• Vol. 10
  • Chapter 09

The Undocumented Escapades of Lizzie

Lizzie would often escape the hemmed-in stuffiness of the big house. Nipping out the back door, swinging a left, she melded seamlessly into the bustling pedestrians of London. A smile would lift her cheeks, revelling in the adventure and ongoing deception of her minders.

She tried accents on, just as she did the numerous second-hand raincoats of charity shops. She was everyone: Orcadian, Corkonian, Yorkshire lass. She was East-End with the occasional Russian expletive. She adored uncoiling her lips and teasing her mouth around the wide and expansive continents of vowels. Sometimes she adopted a lisp which, she agreed (with herself), did much to enhance the sibilance of consonants.

It was always too formal at home with the constant stream of visitors to entertain. There was only so much a lady could take; the five course dinners, the obligatory lifting of the pinkie while sipping Earl Grey from gold-rimmed cups. The endless shaking of hands, the photographs, and nodding along to yet another boring monologue. She had had enough. She wanted to taste real life or at the very least to be able to sip a Guinness and munch crisps while playing dominoes with that nice Jamaican gent who frequented O’Dowds.

And so ensued her weekly abscondments.

She took the bus to Battersea Dog’s Home, donated rainbow collars and leads, swooned over the crossbreed-corgis.

In cafés, she devoured bacon butties while condensation spilled down the insides of windows.

‘Cuppa tea is it love?’


The Undocumented Escapades of Lizzie

‘Awl ryt, darlin’. Two sugars,’ she would reply, (quietly jubilant at her enunciation).

She was a pro, her Sainsbury’s shopping bag brimming with Spam and bunches of flowers which she would gift to female taxi drivers stuck at traffic lights.

At Charing Cross station, she dreamt of being Celia Johnson in that David Lean film. She shared her Ploughman’s with the pigeons: careful not to feed them pickles.

Oh, and how she would laugh at the articles of well-thumbed gossip magazines while sitting on the orange plastic seats of the launderette.
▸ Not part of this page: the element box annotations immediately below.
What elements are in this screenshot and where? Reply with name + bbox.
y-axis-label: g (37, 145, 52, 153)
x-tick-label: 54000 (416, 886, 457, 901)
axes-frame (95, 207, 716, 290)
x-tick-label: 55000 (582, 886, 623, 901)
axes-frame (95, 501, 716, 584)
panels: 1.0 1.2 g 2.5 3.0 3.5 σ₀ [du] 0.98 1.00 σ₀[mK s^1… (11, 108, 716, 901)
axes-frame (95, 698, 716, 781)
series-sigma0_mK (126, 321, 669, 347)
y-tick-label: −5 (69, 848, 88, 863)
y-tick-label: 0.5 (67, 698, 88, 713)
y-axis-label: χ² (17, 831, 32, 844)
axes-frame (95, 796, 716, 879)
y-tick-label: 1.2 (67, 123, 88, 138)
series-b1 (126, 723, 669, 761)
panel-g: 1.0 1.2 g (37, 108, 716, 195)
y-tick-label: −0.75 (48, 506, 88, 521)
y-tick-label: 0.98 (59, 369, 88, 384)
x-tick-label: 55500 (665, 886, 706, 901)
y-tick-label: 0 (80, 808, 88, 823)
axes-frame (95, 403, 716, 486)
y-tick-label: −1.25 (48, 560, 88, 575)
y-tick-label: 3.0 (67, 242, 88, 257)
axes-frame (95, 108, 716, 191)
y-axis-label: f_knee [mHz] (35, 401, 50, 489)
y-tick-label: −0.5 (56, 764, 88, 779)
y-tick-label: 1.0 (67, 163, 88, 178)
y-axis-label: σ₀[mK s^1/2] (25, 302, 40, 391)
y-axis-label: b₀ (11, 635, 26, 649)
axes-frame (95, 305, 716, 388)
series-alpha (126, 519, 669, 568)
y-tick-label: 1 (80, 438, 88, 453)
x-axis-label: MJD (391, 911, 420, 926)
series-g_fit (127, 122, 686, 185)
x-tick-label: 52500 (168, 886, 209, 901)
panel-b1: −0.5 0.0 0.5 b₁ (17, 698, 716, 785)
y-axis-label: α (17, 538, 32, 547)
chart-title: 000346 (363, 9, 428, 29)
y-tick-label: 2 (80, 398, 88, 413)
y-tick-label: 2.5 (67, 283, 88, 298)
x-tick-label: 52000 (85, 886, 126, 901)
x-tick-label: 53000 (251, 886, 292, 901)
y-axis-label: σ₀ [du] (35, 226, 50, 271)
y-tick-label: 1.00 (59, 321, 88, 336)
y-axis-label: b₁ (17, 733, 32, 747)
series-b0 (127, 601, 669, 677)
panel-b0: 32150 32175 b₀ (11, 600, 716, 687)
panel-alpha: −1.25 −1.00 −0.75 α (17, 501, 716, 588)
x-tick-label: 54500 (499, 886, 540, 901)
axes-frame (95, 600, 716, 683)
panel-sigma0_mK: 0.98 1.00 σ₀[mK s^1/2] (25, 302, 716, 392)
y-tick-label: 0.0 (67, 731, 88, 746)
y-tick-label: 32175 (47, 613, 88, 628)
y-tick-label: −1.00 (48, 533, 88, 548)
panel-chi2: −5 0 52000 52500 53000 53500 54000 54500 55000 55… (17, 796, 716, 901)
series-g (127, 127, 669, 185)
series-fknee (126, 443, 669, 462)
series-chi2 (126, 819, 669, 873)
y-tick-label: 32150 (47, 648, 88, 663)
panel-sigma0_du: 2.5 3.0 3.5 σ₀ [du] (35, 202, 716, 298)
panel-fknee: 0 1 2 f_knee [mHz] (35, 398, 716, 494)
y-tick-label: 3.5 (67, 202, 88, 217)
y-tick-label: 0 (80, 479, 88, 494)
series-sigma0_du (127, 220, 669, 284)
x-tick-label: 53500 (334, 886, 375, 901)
She often watched the shape of clothes as they gathered up speed in the machines or folded babygro’s for the mothers who wore baby spit on their shoulders.

She had tasted escape once in her younger years. V-E Day, 1945— what a night. The city alight for the first time in years. No more blackouts, no more raids. Herself and her sister pushing through crowds, raiding the Ritz and dancing the conga with local lads who swapped their soldier caps for a kiss.

Lizzie only ever wanted two things: the chance of an ordinary life, and to show kindness to strangers.